Security was tight shore-wise, ship-wise. It is the price we pay these scary days – 99 percent of the people showing photo ID, facing deep scrutiny by eye, computer and X-ray detector against the 1 percent who might do harm. This puts a damper on fun activities, especially when the rare official is overzealous, but not so much that what you pay for doesn't deliver on a cruise. If you are a casino aficionado, a shuffleboard player, a Las Vegas-type show lover; if you like to eat, to socialize, to relax on deck lounges, a cruise is custom-made; if you like to get off the ship in varied ports (not all do), this is the way to travel.

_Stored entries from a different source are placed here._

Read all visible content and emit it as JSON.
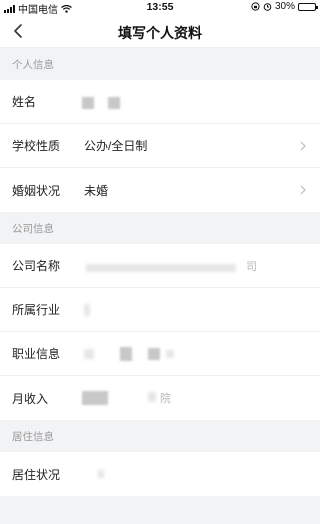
{
  "status_bar": {
    "carrier": "中国电信",
    "time": "13:55",
    "battery": "30%",
    "battery_level": 0.3
  },
  "nav": {
    "title": "填写个人资料",
    "back_icon": "chevron-left-icon"
  },
  "sections": {
    "personal": {
      "header": "个人信息",
      "name_label": "姓名",
      "school_type_label": "学校性质",
      "school_type_value": "公办/全日制",
      "marital_label": "婚姻状况",
      "marital_value": "未婚"
    },
    "company": {
      "header": "公司信息",
      "company_name_label": "公司名称",
      "company_name_partial": "司",
      "industry_label": "所属行业",
      "job_label": "职业信息",
      "income_label": "月收入",
      "income_partial": "院"
    },
    "residence": {
      "header": "居住信息",
      "status_label": "居住状况"
    }
  }
}
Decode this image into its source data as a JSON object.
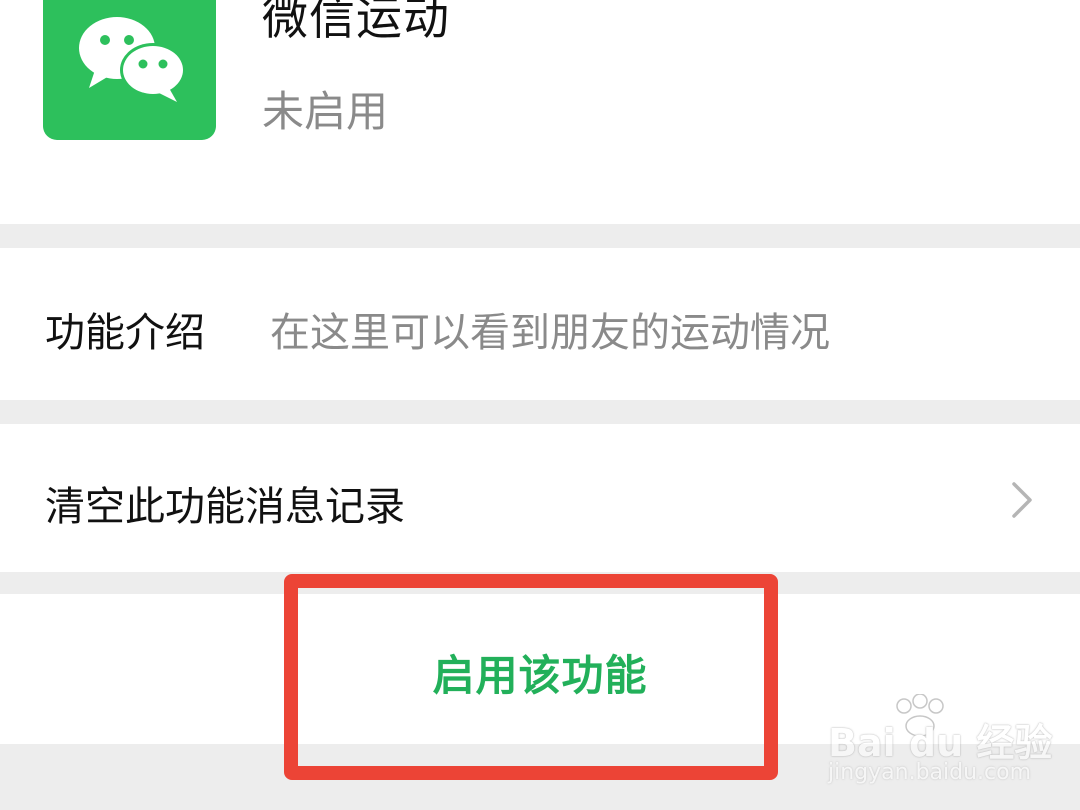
{
  "app": {
    "title": "微信运动",
    "status": "未启用",
    "icon": "wechat-logo-icon",
    "accent_color": "#2dc05c"
  },
  "rows": {
    "intro": {
      "label": "功能介绍",
      "description": "在这里可以看到朋友的运动情况"
    },
    "clear": {
      "label": "清空此功能消息记录",
      "icon": "chevron-right-icon"
    },
    "enable": {
      "label": "启用该功能",
      "color": "#22b05a"
    }
  },
  "highlight": {
    "color": "#ec4436"
  },
  "watermark": {
    "logo": "Bai du 经验",
    "url": "jingyan.baidu.com"
  }
}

For me, a cruise is a way to people watch, to observe humanity, to overhear accents - from England, the American Midwest, Canada, France, all over the world, 70 nations represented on my trip alone. It’s been an opportunity to have conversations – so many people were friendly, so many were interesting. Some were endearing. Living as most of us do in a microcosm, interacting with the same neighbors, workers, family and friends every day, immersed as we are in whatever region in which we live, we get used to the habits – the politeness, the impoliteness, the yin/yang – of our particular little world – the moaning and groaning, the good deeds, the annoyances.

I can report that getting out of our cubicles and meeting new people makes you feel optimistic about humanity. You are reassured once again that while we have always been troubled by greed, hate, wars, the better nature of us all is still a good bet for the long run.

As I cruised along, my sense of pioneering, the security blanket of independent spirit that I have carried since birth still wrapped tightly, I was reassured that this nation, this world must never be looked at through the eyes of the self-annointed suspicious, through the greedy, through those who profit by hardship and who would have us live in fear, but through the hearts, minds and values of the corn farmers I met on this trip, and of the English couple bent simply “on a holiday, you see,” and of the Filipino staff most courteous, and of the American westerners with wonderful, disarming manners, and of the older lady looking at an immigrant baby who saw only promise in a nation that once gave her Polish grandfather a shot at a dream.

If only the world we live in – the one determined by our governments – was as neighborly as this cruise has been.